Ein Experte zu den Blaualgen im Kanton Luzern: «Im Vierwaldstättersee ist das Risiko am geringsten»

Sechs Hunde sind letzte Woche gestorben, nachdem sie im Neuenburgersee gebadet haben – schuld sind sogenannte Cyanobakterien oder auch Blaualgen, die das Wasser verseuchen. Philipp Arnold, Teamleiter Gewässer der Dienststelle Umwelt und Energie (UWE) vom Kanton Luzern, im Kurzinterview.

Drucken
Teilen

Der Vorfall am Neuenburgersee hat für Aufregung gesorgt. Ist solch ein Szenario auch in Luzernern Gewässer denkbar?

Philipp Arnold vom UWE.

Philipp Arnold vom UWE.

PD

Philipp Arnold: Algengift im Wasser ist kein neues Problem und vermutlich auch schon in unseren Seen aufgetreten. Vor allem vor drei bis vier Jahrzehnten, als die Mittellandseen noch höhere Nährstoffgehalte aufgewiesen haben und regelmässig Algenblüten aufgetreten sind. Es kann gut sein, dass das massive Fischsterben in den 80er-Jahren im Sempachersee damit zusammenhing. Denkbar ist es also, voraussehbar aber kaum.
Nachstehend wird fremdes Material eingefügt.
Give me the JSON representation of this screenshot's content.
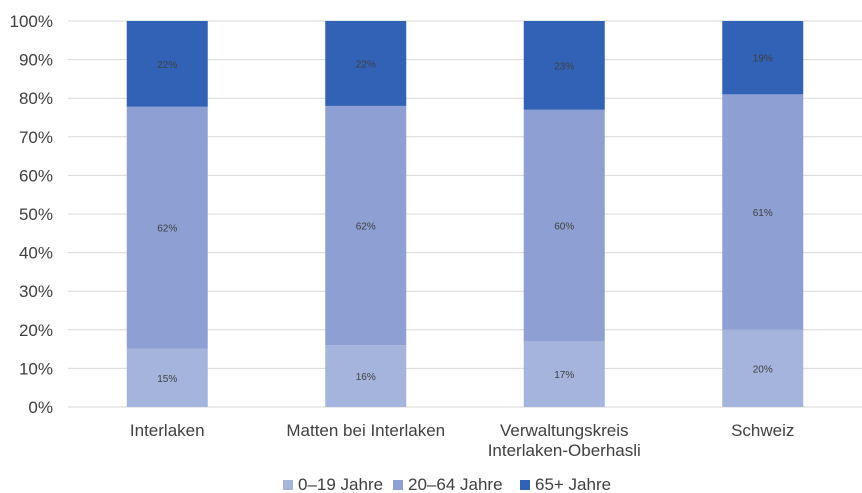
{
  "chart_data": {
    "type": "bar",
    "stacked": true,
    "percent_stacked": true,
    "categories": [
      [
        "Interlaken"
      ],
      [
        "Matten bei Interlaken"
      ],
      [
        "Verwaltungskreis",
        "Interlaken-Oberhasli"
      ],
      [
        "Schweiz"
      ]
    ],
    "series": [
      {
        "name": "0–19 Jahre",
        "values": [
          15,
          16,
          17,
          20
        ],
        "labels": [
          "15%",
          "16%",
          "17%",
          "20%"
        ],
        "color": "#a4b4dd"
      },
      {
        "name": "20–64 Jahre",
        "values": [
          62,
          62,
          60,
          61
        ],
        "labels": [
          "62%",
          "62%",
          "60%",
          "61%"
        ],
        "color": "#8d9fd3"
      },
      {
        "name": "65+ Jahre",
        "values": [
          22,
          22,
          23,
          19
        ],
        "labels": [
          "22%",
          "22%",
          "23%",
          "19%"
        ],
        "color": "#3162b5"
      }
    ],
    "ylim": [
      0,
      100
    ],
    "yticks": [
      "0%",
      "10%",
      "20%",
      "30%",
      "40%",
      "50%",
      "60%",
      "70%",
      "80%",
      "90%",
      "100%"
    ],
    "grid": true,
    "legend": "bottom",
    "gridline_color": "#d9d9d9"
  }
}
Toxine können sich innert weniger Tagen in den Algen bilden. Ich kann aber sagen: So etwas erwarten wir eher in einem Hitzesommer, darum rechnen wir heuer nicht damit.

Welche Seen im Kanton Luzern sind besonders anfällig für eine hohe Konzentration von Blaualgen?

Wir gehen davon aus, dass die Gefahr in den nährstoffreicheren Kleinseen wie dem Soppen-, dem Mauen- und dem Rotsee sowie in den Mittellandseen wie dem Baldegger-, Hallwiler- und Sempachersee am grössten ist. Der Vierwaldstättersee hingegen ist nährstoffarm und das Risiko somit am geringsten. Denn es ist bekannt, dass Blaualgen unter nährstoffreichen Verhältnissen – also in flacheren Gewässern mit intensiver Landwirtschaft und grösserer Siedlungsdichte im Einzugsgebiet – mit dem damit verbundenen hohen Algenwachstum in kurzer Zeit zu Massenvermehrung neigen. Wichtig ist aber, dass nicht die Algen an sich, sondern die toxischen Stoffe, die sie ins Wasser abgeben, gefährlich sind.

Kann man diese Stoffe als Laie erkennen?

Die Bakterienzellen an sich sind von blossem Auge nicht sichtbar, wenn sich die Zellen allerdings zusammenklumpen oder auflösen wird eine sogenannte Algenblüte oder ein Algenteppich sichtbar. Die Farbe an der Seeoberfläche ist je nach Algenart unterschiedlich; bei der Burgunderblutalge, einer Blaualgenart, etwa intensiv rot.

Burgunderblutalgen im Hallwilersee.

Burgunderblutalgen im Hallwilersee.

PD

Trotz leichter Entwarnung: Haben Sie Tipps für Badegäste, um sich zu schützen?

Egal ob es Blaualgen hat oder nicht, es gelten die üblichen Regeln. Heisst: Nicht in Bereichen baden, in denen sich Algenteppiche gebildet haben, kein Wasser schlucken und nach dem Baden duschen.